Metabolic Alkalosis

A condition characterized by a primary increase in extracellular fluid bicarbonate; pH and carbon dioxide content are increased.

Metabolic alkalosis results from net acid loss or alkali gain in the extracellular fluid. Acid loss can result from vomiting, prolonged gastric suctioning, and diuretic use. The concomitant chloride deficiency requires that the high bicarbonate be reabsorbed with sodium and will not correct until adequate chloride ion is available (ie, treated with sodium chloride, potassium chloride, or hydrochloride). The chloride-resistant forms of metabolic alkalosis common in the elderly include an excessive mineralocorticoid effect of chronic prednisone administration, renin-angiotensin-aldosterone stimulation due to renal atherosclerosis, Cushing's disease, primary aldosteronism, and ectopic corticotropin (ACTH) production due to malignancy. In these cases, the mineralocorticoid excess dictates excessive renal generation of bicarbonate because of stimulated sodium/hydrogen exchange. Treatment is directed toward mineralocorticoid antagonism.

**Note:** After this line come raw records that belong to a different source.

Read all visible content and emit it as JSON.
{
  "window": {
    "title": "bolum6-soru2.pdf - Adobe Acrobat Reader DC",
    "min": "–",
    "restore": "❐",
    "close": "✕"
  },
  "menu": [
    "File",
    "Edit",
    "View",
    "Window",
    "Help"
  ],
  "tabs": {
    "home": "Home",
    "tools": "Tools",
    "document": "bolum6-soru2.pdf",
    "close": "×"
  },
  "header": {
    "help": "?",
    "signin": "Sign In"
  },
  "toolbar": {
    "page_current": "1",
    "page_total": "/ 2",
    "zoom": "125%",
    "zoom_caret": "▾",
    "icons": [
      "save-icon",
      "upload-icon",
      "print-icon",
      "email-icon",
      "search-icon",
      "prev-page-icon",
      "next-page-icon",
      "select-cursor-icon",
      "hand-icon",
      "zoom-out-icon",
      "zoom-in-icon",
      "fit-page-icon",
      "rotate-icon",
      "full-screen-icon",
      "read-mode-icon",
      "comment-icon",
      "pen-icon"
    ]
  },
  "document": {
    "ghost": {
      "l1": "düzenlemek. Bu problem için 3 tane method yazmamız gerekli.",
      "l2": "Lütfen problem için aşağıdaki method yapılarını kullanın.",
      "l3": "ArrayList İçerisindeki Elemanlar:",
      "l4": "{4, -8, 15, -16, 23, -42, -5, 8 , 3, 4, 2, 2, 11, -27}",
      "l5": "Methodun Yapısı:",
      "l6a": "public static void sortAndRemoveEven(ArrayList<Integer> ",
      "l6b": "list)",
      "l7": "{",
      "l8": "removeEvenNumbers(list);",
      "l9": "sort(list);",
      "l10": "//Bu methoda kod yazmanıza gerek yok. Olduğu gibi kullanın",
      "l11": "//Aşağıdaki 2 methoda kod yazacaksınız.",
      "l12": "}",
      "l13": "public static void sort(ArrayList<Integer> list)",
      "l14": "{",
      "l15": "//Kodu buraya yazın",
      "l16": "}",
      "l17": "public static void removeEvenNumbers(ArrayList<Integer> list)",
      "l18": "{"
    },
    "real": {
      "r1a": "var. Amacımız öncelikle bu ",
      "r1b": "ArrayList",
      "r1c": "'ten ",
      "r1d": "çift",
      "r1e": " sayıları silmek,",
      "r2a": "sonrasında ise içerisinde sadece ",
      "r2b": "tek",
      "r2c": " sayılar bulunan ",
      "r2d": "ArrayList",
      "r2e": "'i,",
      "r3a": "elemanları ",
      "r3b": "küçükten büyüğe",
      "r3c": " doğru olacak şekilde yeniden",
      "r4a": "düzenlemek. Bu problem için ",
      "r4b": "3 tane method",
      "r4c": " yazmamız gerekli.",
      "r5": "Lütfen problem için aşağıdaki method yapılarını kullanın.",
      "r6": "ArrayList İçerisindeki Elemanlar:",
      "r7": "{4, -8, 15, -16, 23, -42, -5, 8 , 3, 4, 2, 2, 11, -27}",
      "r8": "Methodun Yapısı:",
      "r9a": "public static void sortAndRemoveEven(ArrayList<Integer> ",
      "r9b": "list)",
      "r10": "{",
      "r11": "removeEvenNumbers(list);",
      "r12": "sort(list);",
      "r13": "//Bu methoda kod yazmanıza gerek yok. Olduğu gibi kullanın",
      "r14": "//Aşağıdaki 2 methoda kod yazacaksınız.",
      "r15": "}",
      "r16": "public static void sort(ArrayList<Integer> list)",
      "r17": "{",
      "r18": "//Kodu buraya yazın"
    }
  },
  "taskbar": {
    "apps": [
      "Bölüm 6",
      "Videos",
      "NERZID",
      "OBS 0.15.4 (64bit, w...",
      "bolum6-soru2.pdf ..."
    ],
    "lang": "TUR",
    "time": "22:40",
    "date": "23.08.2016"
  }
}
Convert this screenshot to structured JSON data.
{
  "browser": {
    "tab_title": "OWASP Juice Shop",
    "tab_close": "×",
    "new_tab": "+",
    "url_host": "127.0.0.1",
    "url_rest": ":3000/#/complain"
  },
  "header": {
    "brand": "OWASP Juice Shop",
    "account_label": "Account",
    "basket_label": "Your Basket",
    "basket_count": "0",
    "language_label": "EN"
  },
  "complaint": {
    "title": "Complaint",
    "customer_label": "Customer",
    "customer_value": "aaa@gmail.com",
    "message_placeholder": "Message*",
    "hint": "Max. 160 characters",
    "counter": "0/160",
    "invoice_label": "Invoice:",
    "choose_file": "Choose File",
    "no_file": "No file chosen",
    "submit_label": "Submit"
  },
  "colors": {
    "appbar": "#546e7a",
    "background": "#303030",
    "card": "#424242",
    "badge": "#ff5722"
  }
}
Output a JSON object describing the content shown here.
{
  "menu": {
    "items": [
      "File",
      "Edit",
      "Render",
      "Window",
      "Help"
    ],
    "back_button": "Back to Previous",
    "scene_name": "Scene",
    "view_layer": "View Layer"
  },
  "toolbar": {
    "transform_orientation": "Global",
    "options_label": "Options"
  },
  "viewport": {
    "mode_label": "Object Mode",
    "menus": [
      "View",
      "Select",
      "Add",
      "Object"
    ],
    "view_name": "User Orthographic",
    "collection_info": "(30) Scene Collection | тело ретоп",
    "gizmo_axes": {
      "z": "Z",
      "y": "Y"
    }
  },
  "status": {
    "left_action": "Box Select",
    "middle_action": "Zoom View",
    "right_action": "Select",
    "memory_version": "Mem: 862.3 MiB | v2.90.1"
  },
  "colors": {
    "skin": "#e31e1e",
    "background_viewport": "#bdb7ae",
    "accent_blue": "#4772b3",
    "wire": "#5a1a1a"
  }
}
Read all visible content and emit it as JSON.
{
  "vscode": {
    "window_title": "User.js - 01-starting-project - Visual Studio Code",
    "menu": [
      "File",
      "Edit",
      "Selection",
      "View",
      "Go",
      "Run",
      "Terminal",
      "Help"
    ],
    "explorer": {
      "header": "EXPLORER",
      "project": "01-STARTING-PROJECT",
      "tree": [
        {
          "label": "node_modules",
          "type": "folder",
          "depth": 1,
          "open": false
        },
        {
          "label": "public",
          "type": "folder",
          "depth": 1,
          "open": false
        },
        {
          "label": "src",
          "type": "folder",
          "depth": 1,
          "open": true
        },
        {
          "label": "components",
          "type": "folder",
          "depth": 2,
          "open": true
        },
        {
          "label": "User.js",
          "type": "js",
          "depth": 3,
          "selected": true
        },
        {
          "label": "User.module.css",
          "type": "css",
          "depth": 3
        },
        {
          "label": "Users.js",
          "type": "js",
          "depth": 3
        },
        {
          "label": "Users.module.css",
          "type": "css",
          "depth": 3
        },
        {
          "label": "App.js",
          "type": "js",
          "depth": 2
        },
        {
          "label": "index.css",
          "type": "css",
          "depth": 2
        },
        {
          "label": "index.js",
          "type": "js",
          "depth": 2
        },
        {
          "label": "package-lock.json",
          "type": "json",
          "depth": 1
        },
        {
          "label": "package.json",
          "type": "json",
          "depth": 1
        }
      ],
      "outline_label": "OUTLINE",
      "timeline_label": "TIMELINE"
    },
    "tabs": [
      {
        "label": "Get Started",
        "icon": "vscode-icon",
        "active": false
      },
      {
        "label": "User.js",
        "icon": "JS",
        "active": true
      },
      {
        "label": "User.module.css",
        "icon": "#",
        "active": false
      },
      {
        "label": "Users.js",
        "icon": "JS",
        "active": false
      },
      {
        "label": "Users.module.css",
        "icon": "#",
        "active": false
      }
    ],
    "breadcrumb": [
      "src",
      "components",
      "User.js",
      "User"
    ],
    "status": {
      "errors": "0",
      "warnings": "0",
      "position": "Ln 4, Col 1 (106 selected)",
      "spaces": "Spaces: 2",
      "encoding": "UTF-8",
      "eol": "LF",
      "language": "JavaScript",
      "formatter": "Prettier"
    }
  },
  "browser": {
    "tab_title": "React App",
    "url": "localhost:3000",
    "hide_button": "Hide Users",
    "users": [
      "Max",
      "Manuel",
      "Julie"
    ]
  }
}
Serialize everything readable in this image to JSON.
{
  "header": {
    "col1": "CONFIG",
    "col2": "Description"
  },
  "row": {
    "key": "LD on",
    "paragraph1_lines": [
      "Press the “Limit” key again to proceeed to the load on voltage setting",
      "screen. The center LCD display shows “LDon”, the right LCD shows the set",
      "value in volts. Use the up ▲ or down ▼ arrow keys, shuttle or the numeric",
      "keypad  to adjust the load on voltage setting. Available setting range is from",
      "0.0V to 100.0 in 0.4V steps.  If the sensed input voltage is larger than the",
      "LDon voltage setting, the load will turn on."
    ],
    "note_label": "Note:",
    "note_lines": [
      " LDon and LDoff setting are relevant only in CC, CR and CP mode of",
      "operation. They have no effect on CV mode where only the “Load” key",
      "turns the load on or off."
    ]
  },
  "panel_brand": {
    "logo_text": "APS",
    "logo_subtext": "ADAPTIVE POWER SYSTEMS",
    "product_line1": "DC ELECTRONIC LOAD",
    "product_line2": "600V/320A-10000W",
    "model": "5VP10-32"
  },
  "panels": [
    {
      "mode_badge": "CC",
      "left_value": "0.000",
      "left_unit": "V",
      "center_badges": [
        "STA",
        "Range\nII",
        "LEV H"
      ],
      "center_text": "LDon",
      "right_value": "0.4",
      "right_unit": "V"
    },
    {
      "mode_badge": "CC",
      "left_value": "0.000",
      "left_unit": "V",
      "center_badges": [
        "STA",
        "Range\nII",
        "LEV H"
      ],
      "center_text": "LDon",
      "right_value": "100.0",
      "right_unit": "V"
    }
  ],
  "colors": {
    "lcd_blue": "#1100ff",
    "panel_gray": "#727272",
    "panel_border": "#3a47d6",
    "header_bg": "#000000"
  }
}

Lethargy and stupor may occur from adverse effects on the cerebral circulation. Arrhythmias, especially due to digitalis toxicity, are common. Therapy depends on whether the metabolic alkalosis is sensitive or resistant to chloride. The chloride-sensitive forms respond to administration of chloride, such as in normal saline. Gastric acid and chloride losses can be reduced by giving a histamine-2 blocker or a proton pump inhibitor. Bicarbonate diuresis can also be accomplished using carbonic anhydrase inhibition; acetazolamide 250 mg IV can be given bid or qid in severe cases or when patients are unable to take drugs orally. Chloride-resistant forms require treatment of the underlying disorder or mineralocorticoid antagonism with spironolactone. A dose of 50 to 100 mg/day po in divided doses may help patients with chronic alkalosis.